I started working at Heave You Heard in the second half of 2015. I found the job through Viv Gorgon Placements, a recruitment agency. They focus quite a bit on the creative industry.

Is there any training provided by Have You Heard once you come on board?

Alongside weekly team workshops, Have You Heard really encourages a mentorship programme. We’re in the process of refining our system where each employee has an accountability partner with whom who discuss your developmental goals. You meet up once a month, and they recommend reading material for you, assess your personal work goals and evaluate your progress.

For example, my developmental goal at the moment is stress management, which comes into play a lot with my job. I work with many stakeholders and need to trust a lot of people to do their jobs. I want to be better at managing stress proactively.

What type of person would be well suited to this job?

Someone who can pay attention to details. The person needs to be able to view the project from a macro point of view, right down to a micro point of view. This means that you need to consider everyone’s point of view on top of your own, for example your supplier’s, your client’s, and that of the person who actually attends the event. You also definitely need to work well with people. Without these skills you won’t be a strong leader.

What is the earning potential of this career?

If you are doing this line of work independently, it can really be anything. There is potential to make a lot of money, but also a lot of risk. You will struggle to find financial backing for a new festival, because no one knows what the outcome will be.

In terms of what I do, an employed account executive with under 2 years of experience generally earns between R8000 and 10 000 per month.

As you get more experienced, your earning potential increases. Some companies have extra incentives where you can earn some bonus money, for example from door ticket sales, etc. You also have cases where you get a certain set percentage of the overall budget for the event.

Do you have any advice for someone interested in pursuing this career?

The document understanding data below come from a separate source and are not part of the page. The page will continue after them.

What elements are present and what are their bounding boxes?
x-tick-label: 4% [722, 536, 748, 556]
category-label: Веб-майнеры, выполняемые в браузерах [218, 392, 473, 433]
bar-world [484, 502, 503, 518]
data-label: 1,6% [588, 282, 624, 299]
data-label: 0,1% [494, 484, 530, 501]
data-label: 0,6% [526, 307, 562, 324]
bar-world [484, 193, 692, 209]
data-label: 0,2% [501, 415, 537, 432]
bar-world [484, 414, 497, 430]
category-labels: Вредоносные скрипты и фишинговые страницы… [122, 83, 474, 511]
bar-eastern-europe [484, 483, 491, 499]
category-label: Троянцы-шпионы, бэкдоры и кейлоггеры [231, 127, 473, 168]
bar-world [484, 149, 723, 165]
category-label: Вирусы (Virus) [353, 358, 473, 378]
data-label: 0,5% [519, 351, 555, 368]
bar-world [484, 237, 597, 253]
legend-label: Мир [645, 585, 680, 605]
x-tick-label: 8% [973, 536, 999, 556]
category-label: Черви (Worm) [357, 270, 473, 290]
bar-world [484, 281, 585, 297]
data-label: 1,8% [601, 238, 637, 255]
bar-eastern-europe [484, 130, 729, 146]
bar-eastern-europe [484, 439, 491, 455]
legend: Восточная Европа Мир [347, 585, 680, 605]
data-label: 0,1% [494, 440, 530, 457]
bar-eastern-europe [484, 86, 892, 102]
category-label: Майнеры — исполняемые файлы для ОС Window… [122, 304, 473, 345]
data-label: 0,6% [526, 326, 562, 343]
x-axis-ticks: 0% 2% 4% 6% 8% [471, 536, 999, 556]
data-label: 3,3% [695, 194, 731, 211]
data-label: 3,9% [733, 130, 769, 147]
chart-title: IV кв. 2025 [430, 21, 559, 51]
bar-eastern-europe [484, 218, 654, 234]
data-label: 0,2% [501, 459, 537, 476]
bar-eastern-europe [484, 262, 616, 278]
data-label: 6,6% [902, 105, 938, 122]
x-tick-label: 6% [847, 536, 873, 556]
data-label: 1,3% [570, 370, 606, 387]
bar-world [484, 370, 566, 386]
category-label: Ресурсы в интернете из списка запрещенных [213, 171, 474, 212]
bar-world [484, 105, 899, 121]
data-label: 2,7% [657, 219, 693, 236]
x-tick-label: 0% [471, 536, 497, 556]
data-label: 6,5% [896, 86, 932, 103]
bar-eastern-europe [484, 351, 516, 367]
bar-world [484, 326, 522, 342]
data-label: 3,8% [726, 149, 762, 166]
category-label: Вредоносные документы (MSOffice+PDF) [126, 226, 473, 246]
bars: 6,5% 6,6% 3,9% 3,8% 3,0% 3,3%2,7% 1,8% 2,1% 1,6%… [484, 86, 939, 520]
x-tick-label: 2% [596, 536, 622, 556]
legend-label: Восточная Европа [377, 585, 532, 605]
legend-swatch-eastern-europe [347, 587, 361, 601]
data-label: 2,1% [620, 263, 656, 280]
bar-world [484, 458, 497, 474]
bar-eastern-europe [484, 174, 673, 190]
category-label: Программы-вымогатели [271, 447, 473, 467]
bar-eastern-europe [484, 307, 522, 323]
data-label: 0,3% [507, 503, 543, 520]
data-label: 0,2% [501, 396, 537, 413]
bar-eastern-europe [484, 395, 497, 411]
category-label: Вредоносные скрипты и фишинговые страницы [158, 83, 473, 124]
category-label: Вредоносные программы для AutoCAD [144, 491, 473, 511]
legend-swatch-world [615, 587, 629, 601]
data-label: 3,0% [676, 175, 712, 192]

Get as much practical knowledge as possible. Watch and learn, and try to learn from other people’s mistakes as well.

Try to job shadow someone who does events at least a few times a year, and try to get exposure to different kinds of events like a Golf Tournament, a Philip Morris convention, an Investec dinner, a music festival…just learn as much as you can about everything.

When you get the chance to intern at a company, then try to show that you fit the company culture. And you also need to be willing to do some of the more unglamorous parts of event management. It goes for all of us. If your client is about to arrive in 5mins and the floor is dirty, you make a plan.

Any last pearls of wisdom for someone looking to pursue a career in your field?

You don’t really have weekends, and you are expected to work after hours.

If you have an issue with someone, don’t solve it by fighting fire with fire. Rather outsmart the person and solve the problem in a calm, dignified manner.

And guys, never, ever drink at the event you organise. Ever. Your clients trust you, and you can’t be stumbling about in front of them, unable to attend to an issue. Alcohol and drugs are big in this industry, but if you are at all serious about your work, you just don’t do it.

EduConnect 2cents

Any industry that is rooted in the art of  collaboration requires a lot of ‘keep calm and carry on.’ If you are managing or producing an event, a lot of people will need your attention, all the time. It can be tough to keep smiling and radiate enthusiasm when you’re stressed with deadlines, clients’ demands, or mishaps – but if you can manage to keep a solid composure, this will help put everyone else at ease too, and at the end of the day, that is how things will come together.